Why then image sequences observed through apertures change in the way they do? To understand the distributions in Figures 10 and 11, consider the biased directions of image sequences projected through a circular aperture. As shown in Figure 11A, there is a direction of motion (black arrow) that entails the minimum projected length (red line) that can fully fill the aperture. A projected line traveling in any other direction must be longer if it is to fill the aperture (blue line); shorter lines in either case will fall inside the aperture boundary at some point in its traverse, producing a very different stimulus (and a different perceived direction). Because a line of any length includes all lines shorter than that length, far more projected lines moving orthogonally to their orientation will satisfy the aperture compared to lines moving in other directions. As a result, the distribution of directions that satisfy the circular aperture are strongly biased in the direction normal to the orientation of any line, as indicated by the probability distributions in Figure 9B. These simple facts about geometry provide the major part of the explanation for the biases observed for any apertures, and by the same token are the major factors affecting how humans will always have experienced the projections of objects moving behind apertures.
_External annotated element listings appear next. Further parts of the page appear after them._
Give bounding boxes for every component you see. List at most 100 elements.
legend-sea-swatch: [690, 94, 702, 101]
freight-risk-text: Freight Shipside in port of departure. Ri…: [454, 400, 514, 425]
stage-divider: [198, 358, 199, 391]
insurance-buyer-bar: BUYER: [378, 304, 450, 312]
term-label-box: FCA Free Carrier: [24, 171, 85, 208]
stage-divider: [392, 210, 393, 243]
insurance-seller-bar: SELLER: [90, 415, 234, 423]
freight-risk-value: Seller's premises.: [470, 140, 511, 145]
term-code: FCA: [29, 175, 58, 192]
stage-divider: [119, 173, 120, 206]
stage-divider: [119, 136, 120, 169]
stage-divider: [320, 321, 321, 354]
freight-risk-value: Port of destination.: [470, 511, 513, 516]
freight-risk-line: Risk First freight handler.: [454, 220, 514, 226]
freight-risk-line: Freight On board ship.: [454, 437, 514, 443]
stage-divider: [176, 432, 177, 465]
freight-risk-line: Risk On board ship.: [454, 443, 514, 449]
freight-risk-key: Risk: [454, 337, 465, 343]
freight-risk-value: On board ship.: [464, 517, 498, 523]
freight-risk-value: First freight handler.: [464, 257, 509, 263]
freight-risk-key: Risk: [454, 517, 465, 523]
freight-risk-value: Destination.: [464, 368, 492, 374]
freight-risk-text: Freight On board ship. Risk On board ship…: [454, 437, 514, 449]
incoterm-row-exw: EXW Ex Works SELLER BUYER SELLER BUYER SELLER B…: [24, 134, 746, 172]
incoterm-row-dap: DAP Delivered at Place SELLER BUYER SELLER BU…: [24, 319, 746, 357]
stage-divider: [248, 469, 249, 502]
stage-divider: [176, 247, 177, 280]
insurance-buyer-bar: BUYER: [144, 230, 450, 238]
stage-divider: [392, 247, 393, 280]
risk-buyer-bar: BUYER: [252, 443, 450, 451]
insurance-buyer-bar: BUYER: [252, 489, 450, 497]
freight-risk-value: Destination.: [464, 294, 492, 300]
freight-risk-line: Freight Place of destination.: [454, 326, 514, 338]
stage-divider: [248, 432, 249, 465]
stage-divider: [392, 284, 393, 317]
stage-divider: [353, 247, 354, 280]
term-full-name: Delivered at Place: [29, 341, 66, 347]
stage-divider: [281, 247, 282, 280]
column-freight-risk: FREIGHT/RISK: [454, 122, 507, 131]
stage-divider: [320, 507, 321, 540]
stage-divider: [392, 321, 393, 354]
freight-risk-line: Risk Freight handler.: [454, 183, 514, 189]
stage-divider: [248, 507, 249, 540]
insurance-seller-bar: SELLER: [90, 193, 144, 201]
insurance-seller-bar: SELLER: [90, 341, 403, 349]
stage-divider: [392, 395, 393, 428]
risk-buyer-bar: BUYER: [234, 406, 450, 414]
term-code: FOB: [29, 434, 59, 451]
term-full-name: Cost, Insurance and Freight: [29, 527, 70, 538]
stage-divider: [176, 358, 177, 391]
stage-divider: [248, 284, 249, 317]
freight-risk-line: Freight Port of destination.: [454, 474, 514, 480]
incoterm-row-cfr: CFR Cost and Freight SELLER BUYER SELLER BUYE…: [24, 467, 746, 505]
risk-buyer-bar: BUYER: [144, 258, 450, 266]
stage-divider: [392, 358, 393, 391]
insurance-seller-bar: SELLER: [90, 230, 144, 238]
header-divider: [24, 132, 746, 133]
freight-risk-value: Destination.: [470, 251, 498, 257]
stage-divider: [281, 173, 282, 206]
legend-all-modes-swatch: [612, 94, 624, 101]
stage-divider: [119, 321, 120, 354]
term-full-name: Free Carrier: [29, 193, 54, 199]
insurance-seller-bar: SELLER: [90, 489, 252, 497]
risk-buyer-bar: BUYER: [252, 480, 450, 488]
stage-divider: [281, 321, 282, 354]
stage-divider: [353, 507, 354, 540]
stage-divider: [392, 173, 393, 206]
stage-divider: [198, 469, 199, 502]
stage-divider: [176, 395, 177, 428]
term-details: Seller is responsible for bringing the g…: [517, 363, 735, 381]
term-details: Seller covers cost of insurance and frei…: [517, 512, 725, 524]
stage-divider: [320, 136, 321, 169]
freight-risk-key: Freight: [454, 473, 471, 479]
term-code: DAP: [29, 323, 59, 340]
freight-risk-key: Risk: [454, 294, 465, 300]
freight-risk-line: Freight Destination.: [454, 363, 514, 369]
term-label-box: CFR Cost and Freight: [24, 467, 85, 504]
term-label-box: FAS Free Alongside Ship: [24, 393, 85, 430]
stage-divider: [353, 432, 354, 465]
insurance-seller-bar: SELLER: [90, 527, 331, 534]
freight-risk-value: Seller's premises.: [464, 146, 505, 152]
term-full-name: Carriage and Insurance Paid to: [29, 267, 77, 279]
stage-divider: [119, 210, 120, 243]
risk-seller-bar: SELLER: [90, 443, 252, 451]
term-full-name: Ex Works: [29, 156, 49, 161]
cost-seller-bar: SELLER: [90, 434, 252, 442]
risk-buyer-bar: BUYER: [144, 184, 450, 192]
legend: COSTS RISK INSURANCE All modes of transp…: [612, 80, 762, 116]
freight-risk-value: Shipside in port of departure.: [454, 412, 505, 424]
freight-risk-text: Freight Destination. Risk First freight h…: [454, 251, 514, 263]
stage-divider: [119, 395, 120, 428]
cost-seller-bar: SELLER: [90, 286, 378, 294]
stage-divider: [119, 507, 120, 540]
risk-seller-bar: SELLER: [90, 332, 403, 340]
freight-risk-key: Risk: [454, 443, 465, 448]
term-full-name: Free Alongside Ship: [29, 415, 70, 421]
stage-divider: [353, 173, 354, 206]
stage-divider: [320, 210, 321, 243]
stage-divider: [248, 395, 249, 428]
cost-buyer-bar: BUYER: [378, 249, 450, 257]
However, the fact that longer lines include shorter ones is not the only geometrical factor contributing to the biased distributions. The most important additional effect for present purposes is that objects in persepective projection have dimensions that are smaller than or equal to their physical dimensions (Fig. 12B). As a result, the base of the distributions for a circular aperture, for example, are narrower than they would be otherwise (see Figure 9A). For a circular aperture, this further influence of perspective does not affect the mode of the distribution, which remains orthogonal to the orientation of the line. In a vertical slit or triangular aperture, however, the biases illustrated in Figure 12B cause the frequency of occurrence of the projected directions to change as a function of the projected orientation of the line sequence (see Figures 10B and 11B). The reason is that the projected line length and distance traveled needed to satisfy the aperture in these cases are not the same, as they are for circular aperture. Thus, the biased generation of shorter lines than long ones arising from perspective alters the distribution as the orientation of the line in the context of an aperture changes, explaining the specific biases in Figures 10B and 12B.
In summary, the statistical differences generated by the geometry of different apertures describe, to a first approximation, the way the human visual system will always have experienced the projection of light subjected to the sorts of occlusions that routinely occur in natural viewing, and thus the directions of motion that people see in response to these stimuli.